Steve has plenty of trouble honing in on a specific theme (abstract or otherwise), which is fair, given that his interests lie in provocation more than anything else and that he’s covering such diverse subject matter in his three narratives, but when it works the material really sings. Much has been made about this film being a “nightmare,” but the dream-logic grossness isn’t necessarily grim or full of horror in the way that you might expect in a lesser movie. There’s a lovely strain of urban fantasy running throughout the whole film, nowhere better glimpsed than in the pastoral shit-smearing segment, and it’s something that wouldn’t feel out of place in garish and truly gothic fairytales. At its heart, there’s an ample and beautiful loneliness, and occasionally it brings this emotion right to the surface. The fourth of the four segments (though it might be the first?), about a young couple who learn to accept each other’s quirks (and, uh, sentient boils) and establish a family unit is beautifully realized, extremely funny, and occasionally quite tender, even though you’ll probably want to keep a trash can nearby. You know, just in case. All of it’s held together by an impressive soundtrack, featuring contributions from Aphex Twin and Thundercat, as well as a good deal of new music from Steve himself, and it’s an interesting complement to everything unfolding on screen.

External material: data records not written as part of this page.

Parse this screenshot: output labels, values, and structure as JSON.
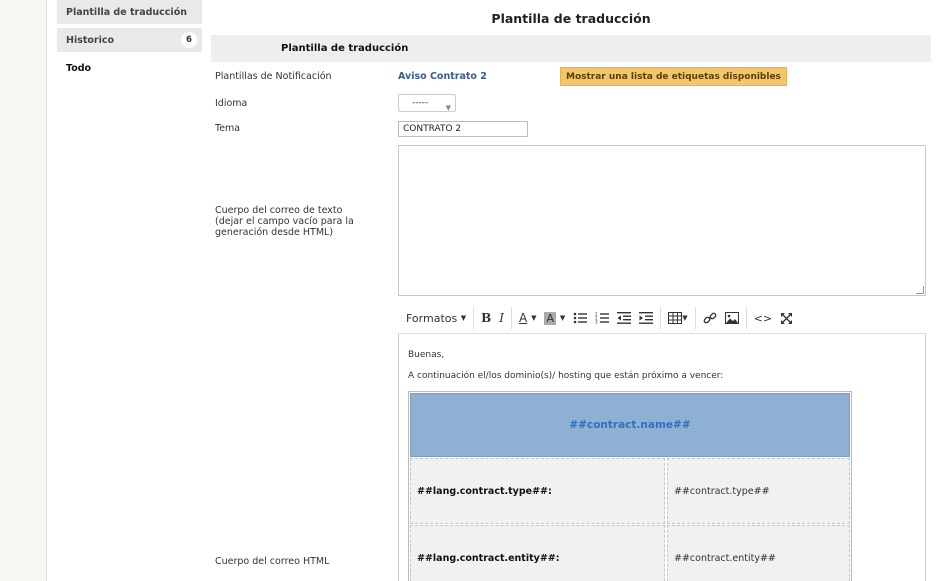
{
  "sidebar": {
    "items": [
      {
        "label": "Plantilla de traducción"
      },
      {
        "label": "Historico",
        "count": "6"
      },
      {
        "label": "Todo"
      }
    ]
  },
  "page": {
    "title": "Plantilla de traducción",
    "section_title": "Plantilla de traducción"
  },
  "form": {
    "template_label": "Plantillas de Notificación",
    "template_value": "Aviso Contrato 2",
    "show_tags_button": "Mostrar una lista de etiquetas disponibles",
    "language_label": "Idioma",
    "language_value": "-----",
    "subject_label": "Tema",
    "subject_value": "CONTRATO 2",
    "text_body_label_1": "Cuerpo del correo de texto",
    "text_body_label_2": "(dejar el campo vacío para la",
    "text_body_label_3": "generación desde HTML)",
    "html_body_label": "Cuerpo del correo HTML"
  },
  "toolbar": {
    "formats_label": "Formatos"
  },
  "editor": {
    "greeting": "Buenas,",
    "intro": "A continuación el/los dominio(s)/ hosting que están próximo a vencer:",
    "table_header": "##contract.name##",
    "rows": [
      {
        "key": "##lang.contract.type##:",
        "value": "##contract.type##"
      },
      {
        "key": "##lang.contract.entity##:",
        "value": "##contract.entity##"
      }
    ]
  },
  "colors": {
    "tag_button_bg": "#f3c66a",
    "table_header_bg": "#8eb0d2",
    "link": "#3a5b8c"
  }
}
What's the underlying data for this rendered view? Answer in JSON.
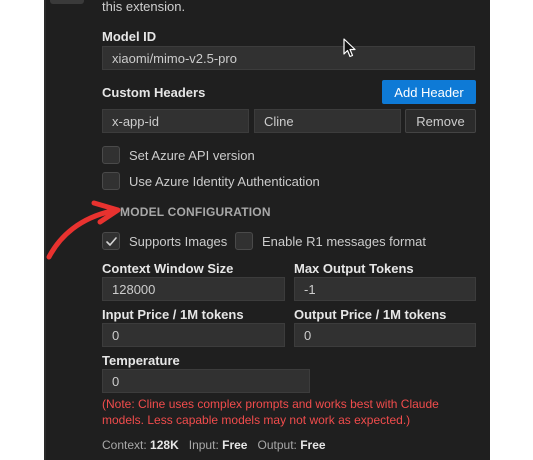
{
  "extension_description_tail": "this extension.",
  "model_id": {
    "label": "Model ID",
    "value": "xiaomi/mimo-v2.5-pro"
  },
  "custom_headers": {
    "label": "Custom Headers",
    "add_button": "Add Header",
    "rows": [
      {
        "key": "x-app-id",
        "value": "Cline",
        "remove_button": "Remove"
      }
    ]
  },
  "azure": {
    "api_version_label": "Set Azure API version",
    "api_version_checked": false,
    "identity_auth_label": "Use Azure Identity Authentication",
    "identity_auth_checked": false
  },
  "model_configuration": {
    "section_title": "MODEL CONFIGURATION",
    "supports_images_label": "Supports Images",
    "supports_images_checked": true,
    "r1_format_label": "Enable R1 messages format",
    "r1_format_checked": false,
    "context_window": {
      "label": "Context Window Size",
      "value": "128000"
    },
    "max_output": {
      "label": "Max Output Tokens",
      "value": "-1"
    },
    "input_price": {
      "label": "Input Price / 1M tokens",
      "value": "0"
    },
    "output_price": {
      "label": "Output Price / 1M tokens",
      "value": "0"
    },
    "temperature": {
      "label": "Temperature",
      "value": "0"
    },
    "warning_note": "(Note: Cline uses complex prompts and works best with Claude models. Less capable models may not work as expected.)"
  },
  "footer": {
    "context_label": "Context:",
    "context_value": "128K",
    "input_label": "Input:",
    "input_value": "Free",
    "output_label": "Output:",
    "output_value": "Free"
  },
  "colors": {
    "panel_bg": "#1f1f1f",
    "input_bg": "#313131",
    "primary_button": "#0e7ad6",
    "warning_text": "#f14c4c",
    "annotation_arrow": "#e8322f"
  },
  "icons": {
    "cursor": "mouse-pointer-icon",
    "check": "checkmark-icon",
    "annotation": "red-curved-arrow-icon"
  }
}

Is Kuso a movie I ever plan on revisiting? Probably not. It’s an extraordinarily difficult movie to watch, though perhaps on subsequent viewings it’ll lose some of that raw power and open itself up to more pointed analysis. But it might not be Steve’s intention for you to watch it a second time, given how central the initial revulsion is to the film’s success. This is best seen with an audience, so that you can watch the walkouts and form a central bond with the people around you who make it to the ending, which features a gorgeously devastating slam by Busdriver, and his speedy repetition and smooth voice unites you freaks in a hallowed sense of shared understanding. And you can make this experience happen at your home, too, if you so want it.
All I know is that there’s nothing like Kuso out there in the current landscape, and that if you’re brave enough you should seek it out. Just don’t blame me if you need to get your carpet cleaned and your mind wiped. Good luck.